Abstract: To achieve ideal thermal comfort temperatures, a well-balanced combination of building systems needs to be adapted to the building's needs, based on its location and program. In observing the typology of multi-layer building envelopes, we will test how heated air passes through the building envelope in order to heat an interior space. The test will consist of an acrylic box with two chambers, one containing cold water and the other containing boiling water, separated by a cavity formed by interchangeable acrylic sheets. The acrylic sheets would consist of a perforated and a solid sheet. The perforated sheet allows water to pass through representing heated air moving into an interior space. Another test would include a solid sheet to capture the heated air within the cavity. During the tests we will incrementally change the depth of the envelope cavity and with the use of ink will help to visualize how the heat is traveling through or trapped in the cavity. Our results will include the measurements of temperature change between the two boxes based on what reaction occurs within the envelope cavity.
I am currently in the M2 Master of Architecture program at the University of North Carolina at Charlotte, set to graduate in May 2022. I was born and raised in Raleigh, NC. Some of my design research interests include dynamic insulation, breathing walls, heat and moisture buffering, bio-facades and daylighting.

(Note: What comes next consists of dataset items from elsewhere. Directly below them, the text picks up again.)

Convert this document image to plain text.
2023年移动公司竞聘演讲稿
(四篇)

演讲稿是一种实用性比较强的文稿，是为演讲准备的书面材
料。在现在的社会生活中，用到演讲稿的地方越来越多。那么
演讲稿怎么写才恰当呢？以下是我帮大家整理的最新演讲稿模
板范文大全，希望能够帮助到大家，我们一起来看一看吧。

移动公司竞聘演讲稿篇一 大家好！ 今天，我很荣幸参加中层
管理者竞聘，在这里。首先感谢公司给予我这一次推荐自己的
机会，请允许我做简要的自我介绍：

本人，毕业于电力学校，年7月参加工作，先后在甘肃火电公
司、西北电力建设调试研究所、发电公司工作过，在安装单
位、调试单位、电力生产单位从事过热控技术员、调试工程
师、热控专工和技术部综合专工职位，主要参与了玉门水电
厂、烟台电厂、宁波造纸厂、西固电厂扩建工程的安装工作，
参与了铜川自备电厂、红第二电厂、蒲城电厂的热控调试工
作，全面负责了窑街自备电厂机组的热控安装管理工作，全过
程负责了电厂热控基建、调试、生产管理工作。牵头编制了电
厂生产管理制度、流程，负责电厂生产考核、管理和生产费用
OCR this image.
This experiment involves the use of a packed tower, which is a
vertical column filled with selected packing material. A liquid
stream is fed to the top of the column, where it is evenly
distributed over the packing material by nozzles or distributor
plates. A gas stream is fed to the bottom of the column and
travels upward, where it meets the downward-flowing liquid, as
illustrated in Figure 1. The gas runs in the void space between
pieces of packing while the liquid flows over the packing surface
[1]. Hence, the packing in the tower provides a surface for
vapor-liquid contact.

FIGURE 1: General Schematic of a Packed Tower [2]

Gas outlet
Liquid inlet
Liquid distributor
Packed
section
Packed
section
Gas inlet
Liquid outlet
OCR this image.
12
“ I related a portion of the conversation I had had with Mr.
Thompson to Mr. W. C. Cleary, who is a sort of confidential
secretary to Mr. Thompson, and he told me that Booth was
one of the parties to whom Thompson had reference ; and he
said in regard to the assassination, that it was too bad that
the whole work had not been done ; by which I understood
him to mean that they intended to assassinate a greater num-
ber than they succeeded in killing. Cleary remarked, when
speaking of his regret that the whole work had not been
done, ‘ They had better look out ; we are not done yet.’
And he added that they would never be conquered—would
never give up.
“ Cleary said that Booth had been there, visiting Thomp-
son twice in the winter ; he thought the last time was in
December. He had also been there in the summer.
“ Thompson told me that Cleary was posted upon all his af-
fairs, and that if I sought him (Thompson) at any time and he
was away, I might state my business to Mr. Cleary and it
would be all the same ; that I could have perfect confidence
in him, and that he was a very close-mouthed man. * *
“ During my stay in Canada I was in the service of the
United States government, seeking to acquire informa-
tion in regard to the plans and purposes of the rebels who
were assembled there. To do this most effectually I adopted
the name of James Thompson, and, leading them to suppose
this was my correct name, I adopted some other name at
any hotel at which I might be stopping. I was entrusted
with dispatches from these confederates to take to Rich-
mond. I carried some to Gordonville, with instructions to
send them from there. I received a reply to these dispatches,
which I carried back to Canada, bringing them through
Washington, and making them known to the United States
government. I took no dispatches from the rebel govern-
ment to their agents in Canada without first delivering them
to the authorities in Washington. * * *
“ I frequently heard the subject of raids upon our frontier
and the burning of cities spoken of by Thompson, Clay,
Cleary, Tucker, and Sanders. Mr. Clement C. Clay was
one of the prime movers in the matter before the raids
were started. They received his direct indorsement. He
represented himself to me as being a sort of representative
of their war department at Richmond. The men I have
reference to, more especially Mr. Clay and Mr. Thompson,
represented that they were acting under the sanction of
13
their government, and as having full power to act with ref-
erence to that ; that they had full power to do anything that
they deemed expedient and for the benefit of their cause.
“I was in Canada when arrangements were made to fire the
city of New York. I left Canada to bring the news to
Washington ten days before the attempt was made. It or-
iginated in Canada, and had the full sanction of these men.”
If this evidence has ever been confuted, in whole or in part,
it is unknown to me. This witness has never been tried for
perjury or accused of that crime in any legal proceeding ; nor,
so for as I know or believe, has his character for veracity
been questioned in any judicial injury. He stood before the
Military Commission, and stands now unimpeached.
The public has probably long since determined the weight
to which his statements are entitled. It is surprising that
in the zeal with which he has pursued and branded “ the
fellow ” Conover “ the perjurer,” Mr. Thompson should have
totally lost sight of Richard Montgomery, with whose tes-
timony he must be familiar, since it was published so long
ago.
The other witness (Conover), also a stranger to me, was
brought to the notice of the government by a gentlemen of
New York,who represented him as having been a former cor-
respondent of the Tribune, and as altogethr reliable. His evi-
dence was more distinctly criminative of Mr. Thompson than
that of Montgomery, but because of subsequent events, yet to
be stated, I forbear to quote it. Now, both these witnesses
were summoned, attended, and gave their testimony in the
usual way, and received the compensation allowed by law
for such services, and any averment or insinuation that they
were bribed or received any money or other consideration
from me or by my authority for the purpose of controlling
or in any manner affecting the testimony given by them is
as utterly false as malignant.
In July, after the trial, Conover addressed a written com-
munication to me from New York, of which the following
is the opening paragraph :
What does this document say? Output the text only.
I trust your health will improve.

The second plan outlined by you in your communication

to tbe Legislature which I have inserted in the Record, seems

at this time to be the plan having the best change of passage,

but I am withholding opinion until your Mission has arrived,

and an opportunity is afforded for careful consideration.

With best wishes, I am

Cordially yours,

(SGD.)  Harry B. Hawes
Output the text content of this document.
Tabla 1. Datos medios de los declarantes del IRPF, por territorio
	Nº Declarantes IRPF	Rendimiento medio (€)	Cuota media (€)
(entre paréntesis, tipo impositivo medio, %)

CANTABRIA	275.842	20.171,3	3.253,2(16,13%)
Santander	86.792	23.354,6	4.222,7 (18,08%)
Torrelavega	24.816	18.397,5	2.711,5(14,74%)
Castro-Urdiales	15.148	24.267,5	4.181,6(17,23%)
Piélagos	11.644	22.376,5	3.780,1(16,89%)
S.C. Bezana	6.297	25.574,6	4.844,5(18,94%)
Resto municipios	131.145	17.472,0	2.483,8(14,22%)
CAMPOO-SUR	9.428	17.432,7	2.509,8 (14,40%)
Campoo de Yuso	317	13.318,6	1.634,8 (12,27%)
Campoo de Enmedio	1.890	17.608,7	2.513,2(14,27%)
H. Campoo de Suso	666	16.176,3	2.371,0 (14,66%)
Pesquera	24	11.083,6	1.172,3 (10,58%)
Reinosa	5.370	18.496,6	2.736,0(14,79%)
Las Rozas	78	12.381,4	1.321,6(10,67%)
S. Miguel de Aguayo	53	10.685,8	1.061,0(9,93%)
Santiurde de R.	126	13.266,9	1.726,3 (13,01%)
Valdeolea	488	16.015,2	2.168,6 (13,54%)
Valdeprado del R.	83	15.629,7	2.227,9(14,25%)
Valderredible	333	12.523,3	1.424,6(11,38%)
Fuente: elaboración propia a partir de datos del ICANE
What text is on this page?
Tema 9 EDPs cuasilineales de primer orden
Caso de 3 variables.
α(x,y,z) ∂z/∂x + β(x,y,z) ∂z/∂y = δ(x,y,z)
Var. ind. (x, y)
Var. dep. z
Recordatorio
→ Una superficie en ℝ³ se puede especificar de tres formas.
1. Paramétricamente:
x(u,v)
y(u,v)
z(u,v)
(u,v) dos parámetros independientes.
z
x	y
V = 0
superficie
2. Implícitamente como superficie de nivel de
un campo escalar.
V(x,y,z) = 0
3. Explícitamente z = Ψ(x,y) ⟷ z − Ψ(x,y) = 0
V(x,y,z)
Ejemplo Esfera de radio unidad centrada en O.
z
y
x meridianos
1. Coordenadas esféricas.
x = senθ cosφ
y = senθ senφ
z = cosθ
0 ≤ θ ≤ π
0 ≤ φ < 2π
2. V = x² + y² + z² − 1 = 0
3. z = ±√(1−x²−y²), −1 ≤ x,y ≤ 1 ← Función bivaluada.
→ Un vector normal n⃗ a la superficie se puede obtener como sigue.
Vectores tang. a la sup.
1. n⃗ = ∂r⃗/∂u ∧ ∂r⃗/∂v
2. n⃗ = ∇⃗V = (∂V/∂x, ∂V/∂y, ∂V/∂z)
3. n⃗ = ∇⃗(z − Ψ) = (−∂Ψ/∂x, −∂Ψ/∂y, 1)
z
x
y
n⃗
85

My hobbies outside of architecture include fine art, film criticism, critical and creative writing and graphic design.
I’m currently in the Master of Architecture Advanced standing program at the University of North Carolina at Charlotte, set to graduate in May 2021. I was born and raised in Cary, North Carolina. I’m interested in how architecture can have a positive impact on the surrounding environment as well as inside of the building either through the use of better building techniques/technology or the use of biomaterials. My hobbies outside of architecture include fine art such as painting, drawing, and sculpting as well as photography and fabricating.